Predators (lions, wolves, humans) typically have two forward facing eyes, while prey (gazelles, rabbits, chicken) typically have two eyes on either side of their head. The eyes of animals that are preyed upon are ideally positioned to allow them to see in front of and behind them and therefore detect danger from any direction. The eyes of animals that hunt are ideally positioned to allow them to triangulate the 3-D location of their prey, even it if means that they have a narrower field of view. The same mechanisms that allows animals to efficiently hunt (stereopsis) underlies how 3-D information can be extracted from a pair of images.
A photograph is the result of projecting a 3-D scene onto a 2-D sensor. This image formation process results in a loss of information — the distance to objects in the 3-D scene generally cannot be recovered from a single image. More specifically, there is an inherent size/distance ambiguity: objects in the scene may be large and far away, or small and nearby.
This ambiguity would obviously be a problem for a wolf hunting his prey (is that a huge rabbit in the distance or a small rabbit nearby?) Of course, a wolf, and humans, have two eyes which eliminate this ambiguity.
The projection of a 3-D scene onto each of our eyes is slightly different and this difference is proportional to the distance to objects in the scene. Close one eye and then another and you will notice that nearby objects shift quite a bit as compared to distant objects. These differences can be used to determine how far an object is to us.
Shown below, for example, is a pair of images taken from slightly different locations. Roll your mouse onto and off the image to flip between each image. Note that nearby objects shift quite a bit as compared to distant objects. Notice also how flipping back and forth gives a strong sense of depth in the photo (there are, of course, other monocular cues that contribute to a sense of 3-D).
[Photo credit: Alexander Savin]
In an image forensic setting, it can often be useful to be able to measure certain 3-D properties of a scene: how large is an object, what is the distance between two objects, etc. Commercially available stereo cameras (FinePix Real 3D) bundle two spatially offset cameras into one casing and simultaneously record two images from slightly different locations. As described above, these images can be used to calculate the otherwise lost 3-D dimension (depth). Although a bit more involved, 3-D information can also be recovered from two or more images taken from arbitrary locations.

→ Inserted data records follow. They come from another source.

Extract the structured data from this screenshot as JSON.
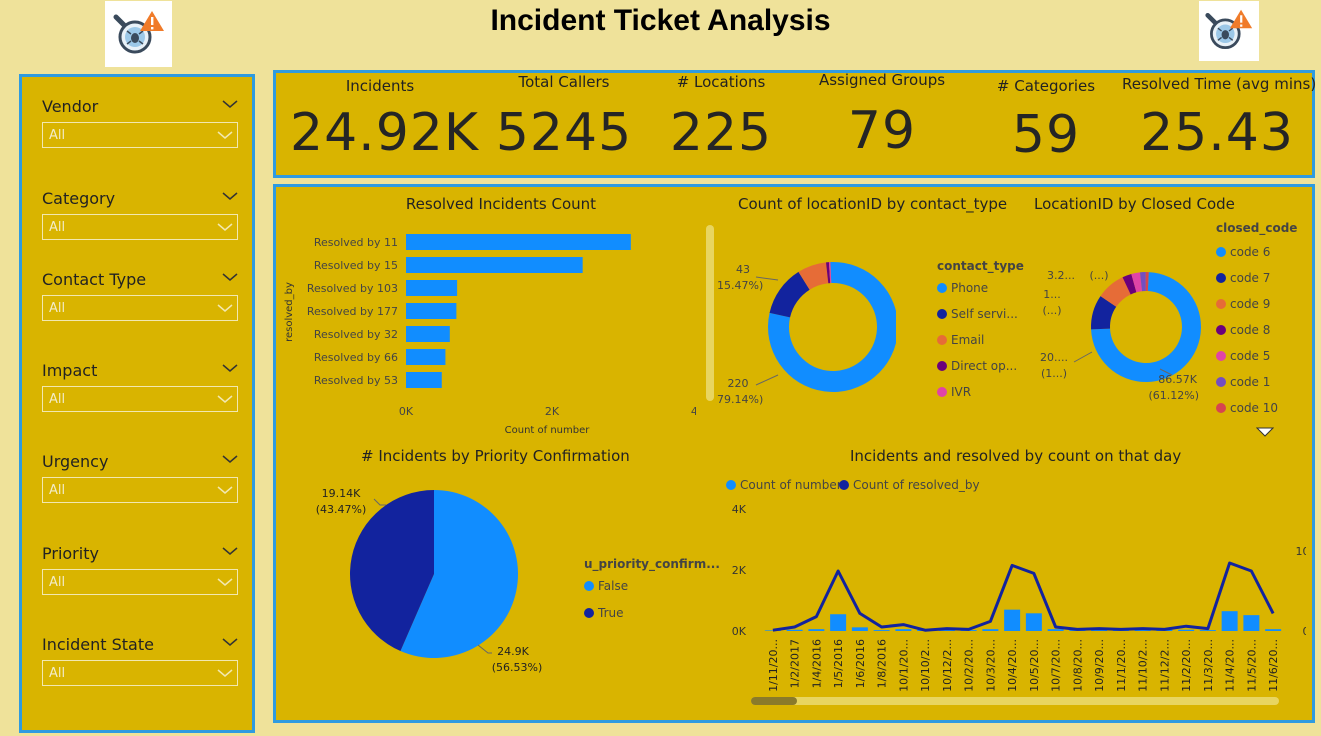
{
  "header": {
    "title": "Incident Ticket Analysis"
  },
  "slicers": [
    {
      "label": "Vendor",
      "value": "All"
    },
    {
      "label": "Category",
      "value": "All"
    },
    {
      "label": "Contact Type",
      "value": "All"
    },
    {
      "label": "Impact",
      "value": "All"
    },
    {
      "label": "Urgency",
      "value": "All"
    },
    {
      "label": "Priority",
      "value": "All"
    },
    {
      "label": "Incident State",
      "value": "All"
    }
  ],
  "kpis": [
    {
      "label": "Incidents",
      "value": "24.92K"
    },
    {
      "label": "Total Callers",
      "value": "5245"
    },
    {
      "label": "# Locations",
      "value": "225"
    },
    {
      "label": "Assigned Groups",
      "value": "79"
    },
    {
      "label": "# Categories",
      "value": "59"
    },
    {
      "label": "Resolved Time (avg mins)",
      "value": "25.43"
    }
  ],
  "colors": {
    "primary": "#118dff",
    "dark": "#12239e",
    "orange": "#e66c37",
    "maroon": "#6b007b",
    "pink": "#e044a7",
    "purple": "#744ec2",
    "panel": "#d9b400",
    "border": "#2f9be0"
  },
  "chart_data": [
    {
      "type": "bar",
      "title": "Resolved Incidents Count",
      "categories": [
        "Resolved by 11",
        "Resolved by 15",
        "Resolved by 103",
        "Resolved by 177",
        "Resolved by 32",
        "Resolved by 66",
        "Resolved by 53"
      ],
      "values": [
        3080,
        2420,
        700,
        690,
        600,
        540,
        490
      ],
      "xlabel": "Count of number",
      "ylabel": "resolved_by",
      "xticks": [
        "0K",
        "2K",
        "4K"
      ],
      "xlim": [
        0,
        4000
      ]
    },
    {
      "type": "pie",
      "title": "Count of locationID by contact_type",
      "legend_title": "contact_type",
      "categories": [
        "Phone",
        "Self servi...",
        "Email",
        "Direct op...",
        "IVR"
      ],
      "values": [
        220,
        35,
        20,
        2,
        1
      ],
      "data_labels": [
        {
          "value": "43",
          "pct": "(15.47%)"
        },
        {
          "value": "220",
          "pct": "(79.14%)"
        }
      ]
    },
    {
      "type": "pie",
      "title": "LocationID by Closed Code",
      "legend_title": "closed_code",
      "categories": [
        "code 6",
        "code 7",
        "code 9",
        "code 8",
        "code 5",
        "code 1",
        "code 10"
      ],
      "values": [
        86.57,
        12,
        10,
        3.2,
        3,
        2,
        1
      ],
      "data_labels": [
        {
          "value": "3.2...",
          "pct": "(...)"
        },
        {
          "value": "1...",
          "pct": "(...)"
        },
        {
          "value": "20....",
          "pct": "(1...)"
        },
        {
          "value": "86.57K",
          "pct": "(61.12%)"
        }
      ]
    },
    {
      "type": "pie",
      "title": "# Incidents by Priority Confirmation",
      "legend_title": "u_priority_confirm...",
      "categories": [
        "False",
        "True"
      ],
      "values": [
        24.9,
        19.14
      ],
      "data_labels": [
        {
          "value": "19.14K",
          "pct": "(43.47%)"
        },
        {
          "value": "24.9K",
          "pct": "(56.53%)"
        }
      ]
    },
    {
      "type": "bar",
      "title": "Incidents and resolved by count on that day",
      "legend": [
        "Count of number",
        "Count of resolved_by"
      ],
      "categories": [
        "1/11/20...",
        "1/2/2017",
        "1/4/2016",
        "1/5/2016",
        "1/6/2016",
        "1/8/2016",
        "10/1/20...",
        "10/10/2...",
        "10/12/2...",
        "10/2/20...",
        "10/3/20...",
        "10/4/20...",
        "10/5/20...",
        "10/7/20...",
        "10/8/20...",
        "10/9/20...",
        "11/1/20...",
        "11/10/2...",
        "11/12/2...",
        "11/2/20...",
        "11/3/20...",
        "11/4/20...",
        "11/5/20...",
        "11/6/20..."
      ],
      "series": [
        {
          "name": "Count of number",
          "values": [
            20,
            40,
            60,
            550,
            120,
            30,
            60,
            40,
            40,
            30,
            60,
            700,
            580,
            60,
            30,
            40,
            30,
            60,
            40,
            40,
            30,
            650,
            520,
            60
          ]
        },
        {
          "name": "Count of resolved_by",
          "values": [
            1,
            5,
            18,
            75,
            22,
            5,
            8,
            1,
            3,
            2,
            12,
            82,
            72,
            5,
            2,
            3,
            2,
            3,
            2,
            6,
            3,
            85,
            75,
            22
          ]
        }
      ],
      "yticks_left": [
        "0K",
        "2K",
        "4K"
      ],
      "ylim_left": [
        0,
        4000
      ],
      "yticks_right": [
        "0",
        "100"
      ],
      "ylim_right": [
        0,
        100
      ]
    }
  ]
}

As compared to our earlier posts (3-D Facial Reconstruction and Photogrammetry 101) in which I described how to estimate 3-D information from a single image, the technique described here works for arbitrary scenes and not just for planar surfaces.
Photographing a scene leads to a significant loss of information. Much of this useful information can be recovered by simply photographing the same scene from slighly different locations. The recovery of this 3-D information can be useful to a forensic analyst.